Ein DBB-Chef Wendt wäre vielen im Beamtenbund ein wahrer Graus. Der Polizist gilt als impulsiv und großer Freund der Polemik, so sie ihn denn ins Rampenlicht befördert - quasi der Gegenentwurf zum bedächtigen Dauderstädt. Doch neben Wendt gäbe es mit Willi Russ eine solide Alternative: Dauderstädts Vize gilt als versierter Tariffachmann, nimmt regelmäßig bei den Verhandlungen im öffentlichen Dienst für den DBB am Tisch Platz. Gegen ihn spricht allerdings, dass Russ kein Beamter ist, sondern "nur" Tarifangestellter. Zudem vergeht bis November viel Zeit, in der weitere Kandidaten um die Ecke kommen könnten.

Doch noch ist Dauderstädt am Ruder.
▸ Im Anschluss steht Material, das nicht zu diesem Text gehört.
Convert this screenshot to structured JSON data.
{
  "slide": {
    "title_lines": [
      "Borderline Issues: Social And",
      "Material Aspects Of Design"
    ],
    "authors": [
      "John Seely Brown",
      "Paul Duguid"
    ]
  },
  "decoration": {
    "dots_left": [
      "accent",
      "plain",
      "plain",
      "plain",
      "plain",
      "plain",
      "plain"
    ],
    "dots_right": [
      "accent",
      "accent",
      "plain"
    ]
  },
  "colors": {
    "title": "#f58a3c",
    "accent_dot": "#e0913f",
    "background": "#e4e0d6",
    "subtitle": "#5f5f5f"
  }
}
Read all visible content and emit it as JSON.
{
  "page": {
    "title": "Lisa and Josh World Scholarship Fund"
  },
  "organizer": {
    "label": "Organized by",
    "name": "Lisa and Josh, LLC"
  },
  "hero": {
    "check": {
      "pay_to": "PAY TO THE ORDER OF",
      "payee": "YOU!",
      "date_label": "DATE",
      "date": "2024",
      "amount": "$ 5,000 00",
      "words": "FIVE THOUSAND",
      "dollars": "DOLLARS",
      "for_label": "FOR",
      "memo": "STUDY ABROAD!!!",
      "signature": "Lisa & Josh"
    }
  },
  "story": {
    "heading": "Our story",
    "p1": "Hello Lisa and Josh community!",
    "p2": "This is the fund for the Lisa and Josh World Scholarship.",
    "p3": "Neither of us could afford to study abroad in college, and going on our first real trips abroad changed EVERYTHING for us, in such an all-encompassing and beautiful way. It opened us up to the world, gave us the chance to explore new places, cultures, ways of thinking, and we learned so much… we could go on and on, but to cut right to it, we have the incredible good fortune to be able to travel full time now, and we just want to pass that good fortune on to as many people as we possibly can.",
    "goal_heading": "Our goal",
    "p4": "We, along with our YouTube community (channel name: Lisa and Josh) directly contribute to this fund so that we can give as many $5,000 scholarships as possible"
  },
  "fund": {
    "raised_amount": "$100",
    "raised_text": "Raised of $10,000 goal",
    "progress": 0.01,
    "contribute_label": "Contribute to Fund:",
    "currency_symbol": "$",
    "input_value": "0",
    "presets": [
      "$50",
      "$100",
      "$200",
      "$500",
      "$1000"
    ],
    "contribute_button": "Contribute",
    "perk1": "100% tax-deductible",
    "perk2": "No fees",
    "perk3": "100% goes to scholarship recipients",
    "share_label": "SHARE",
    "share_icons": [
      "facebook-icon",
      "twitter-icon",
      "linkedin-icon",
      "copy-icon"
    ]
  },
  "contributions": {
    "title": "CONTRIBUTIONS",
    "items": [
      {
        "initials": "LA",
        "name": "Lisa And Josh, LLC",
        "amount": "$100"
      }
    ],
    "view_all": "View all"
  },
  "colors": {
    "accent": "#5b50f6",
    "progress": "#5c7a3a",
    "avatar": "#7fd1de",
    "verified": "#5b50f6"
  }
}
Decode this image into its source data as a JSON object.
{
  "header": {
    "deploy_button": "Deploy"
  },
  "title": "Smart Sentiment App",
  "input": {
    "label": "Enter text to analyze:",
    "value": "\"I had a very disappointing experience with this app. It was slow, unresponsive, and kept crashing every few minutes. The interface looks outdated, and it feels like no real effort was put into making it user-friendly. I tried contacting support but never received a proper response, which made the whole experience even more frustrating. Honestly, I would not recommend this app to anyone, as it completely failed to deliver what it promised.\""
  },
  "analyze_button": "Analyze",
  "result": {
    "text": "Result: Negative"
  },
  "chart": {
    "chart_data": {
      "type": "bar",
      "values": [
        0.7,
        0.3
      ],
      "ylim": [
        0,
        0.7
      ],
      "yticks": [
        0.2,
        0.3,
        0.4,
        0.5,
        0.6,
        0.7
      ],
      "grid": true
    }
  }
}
Für ihn wäre der letzte Auftritt in Köln natürlich eine hervorragende Gelegenheit, um mal so richtig Klartext zu sprechen - in Richtung der Kanzlerin, des Bundesinnenministers und der NRW-Regierungschefin. Doch die Generalabrechnung fällt aus, stattdessen erleben die Zuhörer eine zahme Rede. Seinen Vorstoß, die Staatsbediensteten könnten nach einem Übergriff vom Staat Geld bekommen und dafür ihre Schmerzensgeldansprüchen an diesen abtreten, will er nicht als knallharte Forderung verstanden wissen, sondern als "eine Idee". Auch beim Ruf nach einer Absenkung der Wochenarbeitszeit für Bundesbeamte fügt der DBB-Chef hinzu, wenn es nicht mehr in dieser Legislaturperiode erfolge, dann solle sich das Projekt doch zumindest in einem Koalitionsvertrag wiederfinden.

Zugleich zeichnet Dauderstädt aber ein düsteres Bild der Situation im öffentlich Dienst: Für die Beschäftigten gehöre es zum Alltag, sich gegen Gewalt wappnen zu müssen, sagt er. Schon im Vorfeld war klar gewesen, dass die Sicherheitsfrage das bestimmende Thema der Jahrestagung sein würde.

Und so trifft die Bundeskanzlerin mit ihren Mut machenden Worten ins Schwarze: "Sie geben diesem Staat ein Gesicht." Die Beamten nehmen das wohlwollend und mit viel Applaus zur Kenntnis. Ihr erster Wahlkampfauftritt 2017 dürfte ganz in Merkels Sinne ausgefallen sein.